Chapter3
シャイト、町を見る。
―トレジャータウンにて。

「ここが、ポケモンたちの広場……、トレジャータウンでゲス。」

ビッパに連れてこられたのは、なんとまあ賑やかな所。トレジャータウンだ。シャイトは初めて見る光景に魅了された。

「あ、トレジャータウンのことなら、私もわかるよ。シャイト!よく聞いてね。」
「うん!」

シャイトはハキハキとした声で頷いた。そして、シオンは説明を始めた。
最初に、ヨマワルがいる施設を右前足でさした。

「まず、あそこが、ヨマワル銀行。お金が預けられるよ。」

次に向こうをさした。

「そして、あそこが、エレキブル連結店。技の連結が出来るんだけど……、今日はエレキブルが居ないみたいだね。」
「連結って、連結箱でも出来るんでしょ?居なくてもいいじゃん。」

シャイトは、あっさりひどいことを言った。

「簡単に見つからないから、あるんだよ。」
「あっしも見たことがないでゲス。」

連結箱は、ここでは、あまり見かけないようだ。
シオンは次の説明に入った。

「ここは、カクレオンのお店。道具を買ったり、売ったり出来るよ。」

シオンはカクレオンをさした。シャイトは懐かしく感じ、口元が緩んだ。
それに気づかないシオンは遠くをさした。

「そして、ガルーラの倉庫。ここに道具を預ければ、絶対になくならない。」
「大切な道具があったら、冒険するまえに、ここに預ける……。探検隊の基本だね。」
「そうそう!大体、こんな感じかな。」

シオンは一通り説明すると、一息ついた。

「なかなか詳しいでゲスね。それなら安心でゲス。じゃ、一通り準備が出来たら、あっしに声かけるでゲス。そしたら、お尋ね者を選ぶのあっしも手伝うでゲスよ。」
「ありがとう。ビッパって優しいんだね。」

シオンは、天使のような笑顔を見せた。

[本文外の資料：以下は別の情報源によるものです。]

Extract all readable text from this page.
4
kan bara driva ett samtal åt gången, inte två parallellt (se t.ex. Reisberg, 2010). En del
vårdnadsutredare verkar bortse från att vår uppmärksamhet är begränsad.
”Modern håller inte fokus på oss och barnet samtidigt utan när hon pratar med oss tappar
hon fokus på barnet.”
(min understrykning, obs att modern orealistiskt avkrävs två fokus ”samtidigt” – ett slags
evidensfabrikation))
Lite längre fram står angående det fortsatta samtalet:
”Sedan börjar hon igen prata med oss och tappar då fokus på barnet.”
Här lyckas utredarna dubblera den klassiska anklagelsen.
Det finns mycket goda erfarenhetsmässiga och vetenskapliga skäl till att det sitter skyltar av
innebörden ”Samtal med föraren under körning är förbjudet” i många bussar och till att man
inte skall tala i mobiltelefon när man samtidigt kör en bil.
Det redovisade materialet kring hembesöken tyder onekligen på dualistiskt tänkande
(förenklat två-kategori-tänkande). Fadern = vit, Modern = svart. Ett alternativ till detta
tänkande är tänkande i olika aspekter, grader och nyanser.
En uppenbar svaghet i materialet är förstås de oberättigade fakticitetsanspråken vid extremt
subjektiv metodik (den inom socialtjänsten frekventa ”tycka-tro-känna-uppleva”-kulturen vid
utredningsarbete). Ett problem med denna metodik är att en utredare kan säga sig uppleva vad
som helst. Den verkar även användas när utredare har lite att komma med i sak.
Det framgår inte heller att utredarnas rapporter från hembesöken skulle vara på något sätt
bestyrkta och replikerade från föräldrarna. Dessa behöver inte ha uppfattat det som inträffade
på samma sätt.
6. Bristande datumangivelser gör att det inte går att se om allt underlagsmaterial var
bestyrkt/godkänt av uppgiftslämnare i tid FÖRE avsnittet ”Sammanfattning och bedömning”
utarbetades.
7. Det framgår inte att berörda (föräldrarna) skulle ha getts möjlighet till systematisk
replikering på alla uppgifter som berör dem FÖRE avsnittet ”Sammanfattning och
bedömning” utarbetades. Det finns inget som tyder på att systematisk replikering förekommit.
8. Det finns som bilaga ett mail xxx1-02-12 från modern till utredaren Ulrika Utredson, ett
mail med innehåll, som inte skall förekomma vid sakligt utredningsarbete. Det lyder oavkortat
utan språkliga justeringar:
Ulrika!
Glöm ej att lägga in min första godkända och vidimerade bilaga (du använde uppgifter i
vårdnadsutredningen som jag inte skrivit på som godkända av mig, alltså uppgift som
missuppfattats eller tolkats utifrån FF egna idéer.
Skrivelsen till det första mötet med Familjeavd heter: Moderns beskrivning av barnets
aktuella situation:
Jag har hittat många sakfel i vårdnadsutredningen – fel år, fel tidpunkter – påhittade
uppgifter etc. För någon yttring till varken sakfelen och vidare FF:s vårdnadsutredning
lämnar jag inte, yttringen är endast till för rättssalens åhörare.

きっと、イーブイ好きなら誰もが心を奪われるような笑顔だ。ちょっと大袈裟かもしれない。

「そ、そんな……。照れるでゲスよ……。ぽ……。じゃ、あっしはギルドの地下1Fで待ってるでゲスよ。」
「わかった!」

シャイトが頷くと、ビッパは、ギルドに向かっていった。

「じゃあ、行こうか。私、どんな道具が、あるのか見たいし、あと買いたい物もあるから、カクレオンのお店に行ってみたいな。とりあえず、カクレオンのお店に行ってみようよ。」